What is your favourite destination to visit?
Lorraine: I love London. It’s one of the best cities in the world, big, cosmopolitan.
Sonya: Years and years ago, myself and one of my best friends went to Therme Vals in the Swiss Alps. It’s a municipal spa. You spend four days there and you come back feeling whole again. I took my husband there subsequently. It’s just drool-inducing, a network of pools with different properties, and you can swim out under a glass wall into the Alps.
When were you closest to death?
Sonya: I was coming back from Tom Murphy the actor’s wake. I was heading down the north quays and got to one of the bridges, the lights turned green. Just as I was maybe 15 feet away from the traffic lights, a car came shooting down at high speed across the bridge. I slammed on the breaks, it was so close, I don’t know how I missed him.

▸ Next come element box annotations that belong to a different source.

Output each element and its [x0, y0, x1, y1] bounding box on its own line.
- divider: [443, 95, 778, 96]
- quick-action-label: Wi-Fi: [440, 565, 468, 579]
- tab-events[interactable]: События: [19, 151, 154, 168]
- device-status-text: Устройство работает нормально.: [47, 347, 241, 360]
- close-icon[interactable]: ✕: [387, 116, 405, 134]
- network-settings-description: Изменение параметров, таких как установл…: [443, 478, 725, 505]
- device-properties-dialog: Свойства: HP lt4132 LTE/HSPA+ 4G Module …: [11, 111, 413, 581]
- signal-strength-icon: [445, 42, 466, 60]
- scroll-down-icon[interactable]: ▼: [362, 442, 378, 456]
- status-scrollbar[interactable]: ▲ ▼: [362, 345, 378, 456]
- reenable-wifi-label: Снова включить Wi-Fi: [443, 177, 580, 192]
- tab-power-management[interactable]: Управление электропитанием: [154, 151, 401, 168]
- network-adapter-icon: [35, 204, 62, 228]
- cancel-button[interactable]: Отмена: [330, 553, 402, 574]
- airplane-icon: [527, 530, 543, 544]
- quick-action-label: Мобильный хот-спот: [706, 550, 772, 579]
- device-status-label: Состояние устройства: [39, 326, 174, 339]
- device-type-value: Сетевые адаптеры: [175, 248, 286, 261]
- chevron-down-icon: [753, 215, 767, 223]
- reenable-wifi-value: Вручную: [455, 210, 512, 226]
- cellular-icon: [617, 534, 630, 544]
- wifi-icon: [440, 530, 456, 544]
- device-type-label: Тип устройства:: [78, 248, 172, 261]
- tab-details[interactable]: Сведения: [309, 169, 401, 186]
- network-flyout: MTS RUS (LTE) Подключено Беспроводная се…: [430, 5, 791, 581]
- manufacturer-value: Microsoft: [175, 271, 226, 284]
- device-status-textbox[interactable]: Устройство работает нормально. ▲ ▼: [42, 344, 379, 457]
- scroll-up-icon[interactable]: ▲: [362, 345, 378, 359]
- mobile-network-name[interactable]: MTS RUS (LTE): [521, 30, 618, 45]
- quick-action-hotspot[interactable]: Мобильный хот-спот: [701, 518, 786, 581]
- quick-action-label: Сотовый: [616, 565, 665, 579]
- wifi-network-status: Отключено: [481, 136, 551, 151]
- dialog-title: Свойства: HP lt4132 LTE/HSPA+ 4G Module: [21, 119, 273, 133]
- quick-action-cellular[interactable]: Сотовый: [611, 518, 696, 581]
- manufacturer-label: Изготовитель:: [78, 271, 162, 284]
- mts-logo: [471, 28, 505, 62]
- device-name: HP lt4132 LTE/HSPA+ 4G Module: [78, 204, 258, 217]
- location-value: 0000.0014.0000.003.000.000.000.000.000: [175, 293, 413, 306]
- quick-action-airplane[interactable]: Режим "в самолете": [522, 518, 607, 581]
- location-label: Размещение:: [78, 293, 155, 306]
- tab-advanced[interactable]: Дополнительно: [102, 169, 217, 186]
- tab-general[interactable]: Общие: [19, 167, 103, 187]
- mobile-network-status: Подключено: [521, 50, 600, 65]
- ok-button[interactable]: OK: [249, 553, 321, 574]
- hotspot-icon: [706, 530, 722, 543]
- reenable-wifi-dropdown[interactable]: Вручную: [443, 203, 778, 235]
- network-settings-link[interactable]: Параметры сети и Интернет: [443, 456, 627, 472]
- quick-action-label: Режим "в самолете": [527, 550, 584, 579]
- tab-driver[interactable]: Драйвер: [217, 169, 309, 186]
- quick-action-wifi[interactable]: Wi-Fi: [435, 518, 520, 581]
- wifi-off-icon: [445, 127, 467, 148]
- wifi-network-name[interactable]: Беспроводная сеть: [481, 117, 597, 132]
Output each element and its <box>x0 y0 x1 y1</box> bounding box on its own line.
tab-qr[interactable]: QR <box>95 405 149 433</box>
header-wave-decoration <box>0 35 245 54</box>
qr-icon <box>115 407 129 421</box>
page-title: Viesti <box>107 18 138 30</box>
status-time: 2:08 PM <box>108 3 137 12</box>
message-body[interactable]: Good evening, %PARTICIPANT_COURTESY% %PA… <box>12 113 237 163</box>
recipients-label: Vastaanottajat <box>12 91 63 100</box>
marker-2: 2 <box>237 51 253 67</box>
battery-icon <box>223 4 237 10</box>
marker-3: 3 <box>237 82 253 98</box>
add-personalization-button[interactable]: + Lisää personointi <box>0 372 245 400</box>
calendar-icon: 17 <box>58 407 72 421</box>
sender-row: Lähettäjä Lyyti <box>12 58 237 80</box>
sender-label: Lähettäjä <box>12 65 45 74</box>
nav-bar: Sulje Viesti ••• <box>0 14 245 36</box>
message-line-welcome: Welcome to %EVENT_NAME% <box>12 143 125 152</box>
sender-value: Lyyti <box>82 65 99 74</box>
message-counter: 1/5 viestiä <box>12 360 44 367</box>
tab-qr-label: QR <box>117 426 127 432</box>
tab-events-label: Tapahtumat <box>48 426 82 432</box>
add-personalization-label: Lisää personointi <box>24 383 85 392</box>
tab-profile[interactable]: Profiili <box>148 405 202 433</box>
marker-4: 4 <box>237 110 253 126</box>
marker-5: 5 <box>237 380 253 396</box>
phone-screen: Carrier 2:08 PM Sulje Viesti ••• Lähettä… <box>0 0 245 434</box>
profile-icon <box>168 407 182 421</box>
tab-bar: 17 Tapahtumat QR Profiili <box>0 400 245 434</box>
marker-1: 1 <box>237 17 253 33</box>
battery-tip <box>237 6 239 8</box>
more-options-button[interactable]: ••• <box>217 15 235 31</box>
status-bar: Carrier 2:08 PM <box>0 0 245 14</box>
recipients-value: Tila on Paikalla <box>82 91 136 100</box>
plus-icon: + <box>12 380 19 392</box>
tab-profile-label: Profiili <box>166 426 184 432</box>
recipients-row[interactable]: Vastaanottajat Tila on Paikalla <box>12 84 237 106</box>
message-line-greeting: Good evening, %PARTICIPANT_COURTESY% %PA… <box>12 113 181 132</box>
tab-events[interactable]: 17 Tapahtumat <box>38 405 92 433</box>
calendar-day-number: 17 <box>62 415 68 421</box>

Lorraine: When I was pregnant with my first child, I had a low-lying placenta which could present at lot of serious problems. It didn’t present any problems for the pregnancy, but it could have if it had gone wrong.
Is there any particular book you keep returning to?
Sonya: My journal. I journal every day, so I have no choice but to keep returning to that.
Lorraine: Do you go back and read what you wrote?
Sonya: Not really, but if I was having a really rubbish time, I’d go back – I box successes, I put a line around them – to remind myself of good things that have happened.
Lorraine: Man’s Search For Meaning by Viktor Frankl.
Senator Lorraine Clifford-Lee is chairing a new cross-party group on workplace equality in collaboration with Dress For Success Dublin, founded by Sonya Lennon, who has been running an equal pay campaign.